The Phillies stole just 59 bases last season, the fifth-worst mark in baseball and their lowest total in 44 years. They have succeeded on just 69 percent of their steal attempts over the last two seasons, and only one player over that time — Odubel Herrera in 2016 — has stolen more than 17 bases in a season. The Phillies are desperate for speed, and a player such as Quinn, perhaps the organization’s best base-stealer, seems to be what the Phillies are missing.

Quinn, who will turn 25 in May, batted .274 last season with a .344 on-base percentage and 10 steals in 45 triple-A games. He was likely headed for a promotion before suffering an elbow injury at the end of May. Staying on the field has proven to be Quinn’s steepest challenge.

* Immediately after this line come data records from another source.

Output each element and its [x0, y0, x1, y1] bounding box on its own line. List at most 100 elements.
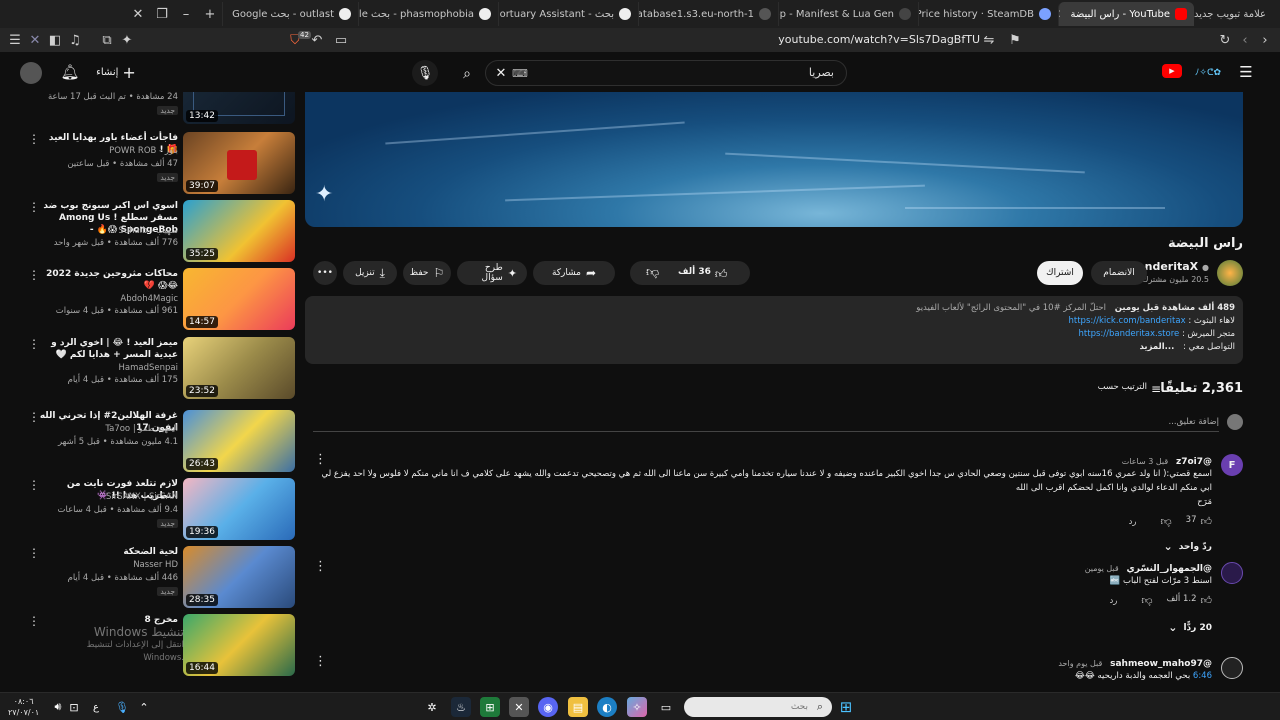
comment-like-button[interactable]: 👍︎ 1.2 ألف [1167, 594, 1212, 607]
related-video-item[interactable]: 28:35 ⋮ لحية الضحكة Nasser HD 446 ألف مش… [20, 546, 298, 610]
subscribe-button[interactable]: اشتراك [1037, 261, 1083, 285]
timestamp-link[interactable]: 6:46 [1193, 671, 1212, 681]
tab-mortuary[interactable]: بحث - The Mortuary Assistant [498, 2, 638, 26]
back-arrow-icon[interactable]: ↶ [306, 29, 328, 51]
keyboard-icon[interactable]: ⌨ [512, 65, 528, 81]
ask-button[interactable]: ✦ طرح سؤال [457, 261, 527, 285]
channel-name[interactable]: سهيب - Suhaib [118, 226, 178, 236]
microphone-icon[interactable]: 🎙︎ [112, 697, 132, 717]
related-video-item[interactable]: 19:36 ⋮ لازم تتلعذ فورت نايت من التطريب … [20, 478, 298, 542]
download-button[interactable]: ⤓ تنزيل [343, 261, 397, 285]
comment-author[interactable]: @sahmeow_maho97 [1110, 659, 1212, 669]
related-video-item[interactable]: 26:43 ⋮ غرفة الهلالين2# إذا تحرني الله ا… [20, 410, 298, 474]
comment-author[interactable]: @z7oi7 [1176, 457, 1212, 467]
xbox-app-icon[interactable]: ⊞ [480, 697, 500, 717]
bookmark-icon[interactable]: ⚑ [1004, 29, 1026, 51]
kick-link[interactable]: https://kick.com/banderitax [1069, 316, 1186, 326]
close-window-icon[interactable]: ✕ [126, 2, 150, 26]
thumbs-down-icon[interactable]: 👎︎ [1141, 594, 1152, 607]
channel-name[interactable]: Nasser HD [133, 560, 178, 570]
share-button[interactable]: ➦ مشاركة [533, 261, 615, 285]
create-button[interactable]: إنشاء + [96, 62, 136, 82]
tray-chevron-up-icon[interactable]: ⌃ [134, 697, 154, 717]
copilot-icon[interactable]: ✧ [627, 697, 647, 717]
channel-name[interactable]: المهيد طمو | Ta7oo [105, 424, 178, 434]
task-view-icon[interactable]: ▭ [656, 697, 676, 717]
file-explorer-icon[interactable]: ▤ [568, 697, 588, 717]
more-options-icon[interactable]: ⋮ [28, 410, 40, 424]
tab-steamdb[interactable]: Toilet 8 Price history · SteamDB [918, 2, 1058, 26]
sort-button[interactable]: ≡ الترتيب حسب [1098, 382, 1161, 396]
channel-avatar[interactable] [1217, 260, 1243, 286]
minimize-icon[interactable]: – [174, 2, 198, 26]
steam-icon[interactable]: ♨ [451, 697, 471, 717]
reply-button[interactable]: رد [1129, 517, 1137, 527]
more-options-icon[interactable]: ⋮ [28, 268, 40, 282]
edge-browser-icon[interactable]: ◐ [597, 697, 617, 717]
tab-outlast[interactable]: outlast - بحث Google [222, 2, 358, 26]
close-tab-icon[interactable]: ✕ [1059, 7, 1061, 21]
youtube-logo-icon[interactable]: ▶ [1162, 64, 1182, 78]
search-input[interactable] [534, 66, 834, 79]
voice-search-mic-icon[interactable]: 🎙︎ [412, 60, 438, 86]
more-options-icon[interactable]: ⋮ [28, 546, 40, 560]
channel-name[interactable]: HamadSenpai [119, 363, 178, 373]
tab-youtube[interactable]: YouTube - راس البيضة ✕ [1058, 2, 1194, 26]
channel-name[interactable]: باور - POWR ROB [109, 146, 178, 156]
guide-menu-icon[interactable]: ☰ [1236, 62, 1256, 82]
clear-search-icon[interactable]: ✕ [492, 64, 510, 82]
commenter-avatar[interactable] [1221, 562, 1243, 584]
channel-name[interactable]: SirSANX | SirSAN [106, 492, 178, 502]
windows-start-icon[interactable]: ⊞ [836, 697, 856, 717]
more-options-icon[interactable]: ⋮ [28, 132, 40, 146]
x-extension-icon[interactable]: ✕ [24, 29, 46, 51]
commenter-avatar[interactable] [1221, 657, 1243, 679]
new-tab-label[interactable]: علامة تبويب جديدة [1189, 9, 1276, 20]
add-comment-input[interactable]: إضافة تعليق... [1168, 417, 1219, 427]
sidebar-panel-icon[interactable]: ◧ [44, 29, 66, 51]
like-button[interactable]: 👍︎ 36 ألف [678, 267, 727, 282]
tab-steamdatabase[interactable]: steamdatabase1.s3.eu-north-1 [638, 2, 778, 26]
commenter-avatar[interactable]: F [1221, 454, 1243, 476]
notifications-bell-icon[interactable]: 🔔︎ [60, 62, 80, 82]
comment-time[interactable]: قبل 3 ساعات [1122, 457, 1168, 466]
more-options-icon[interactable]: ⋮ [28, 614, 40, 628]
search-icon[interactable]: ⌕ [456, 63, 478, 85]
more-actions-button[interactable]: ••• [313, 261, 337, 285]
comment-author[interactable]: @الجمهوار_النسّري [1127, 564, 1212, 574]
nav-back-icon[interactable]: ‹ [1234, 29, 1256, 51]
brave-x-icon[interactable]: ✕ [509, 697, 529, 717]
language-indicator[interactable]: ع [86, 697, 106, 717]
discord-icon[interactable]: ◉ [538, 697, 558, 717]
video-player[interactable]: ✦ [305, 92, 1243, 227]
account-avatar[interactable] [20, 62, 42, 84]
related-video-item[interactable]: 13:42 24 مشاهدة • تم البث قبل 17 ساعة جد… [20, 92, 298, 126]
comment-time[interactable]: قبل يوم واحد [1058, 659, 1102, 668]
app-spider-icon[interactable]: ✲ [422, 697, 442, 717]
system-clock[interactable]: ٠٨:٠٦ ٢٧/٠٧/٠١ [8, 696, 39, 718]
reader-mode-icon[interactable]: ▭ [330, 29, 352, 51]
comment-time[interactable]: قبل يومين [1085, 564, 1119, 573]
more-options-icon[interactable]: ⋮ [28, 478, 40, 492]
dislike-button[interactable]: 👎︎ [646, 265, 659, 280]
restore-icon[interactable]: ❐ [150, 2, 174, 26]
store-link[interactable]: https://banderitax.store [1079, 329, 1180, 339]
related-video-item[interactable]: 35:25 ⋮ اسوي اس اكبر سبونج بوب ضد مسقر س… [20, 200, 298, 264]
comment-like-button[interactable]: 👍︎ 37 [1186, 515, 1212, 528]
more-options-icon[interactable]: ⋮ [28, 337, 40, 351]
channel-name[interactable]: Abdoh4Magic [120, 294, 178, 304]
related-video-item[interactable]: 23:52 ⋮ ميمز العيد ! 😂 | اخوي الرد و عيد… [20, 337, 298, 401]
reply-button[interactable]: رد [1109, 596, 1117, 606]
video-description[interactable]: 489 ألف مشاهدة قبل يومين احتلّ المركز #1… [305, 296, 1243, 364]
replies-toggle[interactable]: ردّ واحد ⌄ [312, 540, 1212, 553]
sidebar-menu-icon[interactable]: ☰ [4, 29, 26, 51]
screenshot-icon[interactable]: ⧉ [96, 29, 118, 51]
tab-fares[interactable]: Fares.top - Manifest & Lua Gen [778, 2, 918, 26]
new-tab-plus-icon[interactable]: + [198, 2, 222, 26]
music-icon[interactable]: ♫ [64, 29, 86, 51]
related-video-item[interactable]: 14:57 ⋮ محاكات مثروحين جديدة 2022 😂😱 💔 A… [20, 268, 298, 332]
share-url-icon[interactable]: ⇋ [978, 29, 1000, 51]
related-video-item[interactable]: 39:07 ⋮ فاجأت أعضاء باور بهدايا العيد 🎁 … [20, 132, 298, 196]
url-text[interactable]: youtube.com/watch?v=Sls7DagBfTU [560, 33, 980, 46]
join-button[interactable]: الانضمام [1091, 261, 1147, 285]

He has played just 180 games over the last three years. He has been dogged by a variety of injuries and has yet to play a full professional season. A bench role could be an ideal way to manage Quinn’s health and also utilize his potential game-changing speed. Quinn is an aggressive base runner and has averaged a steal in almost 40 percent of his minor-league games over the last two seasons. He reaches base at a high rate, and his 5-foot-10 frame has more power than expected.

Quinn has played all three outfield positions and has a strong arm. He broke into the minors as a shortstop and could play there in a pinch, fitting the versatility description that Kapler wants. There is certainly a place for Quinn. But first, he will have to prove he’s healthy.

“Everybody agrees that if this guy can stay on the field — and we can help him and support him staying on the field by being creative about the reps and perhaps dialing the reps back; I know he works his butt off —  then we can capture some of that upside,” Kapler said. “There’s no question that he’s a very athletic individual that, if he’s healthy, can be a strong contributor.”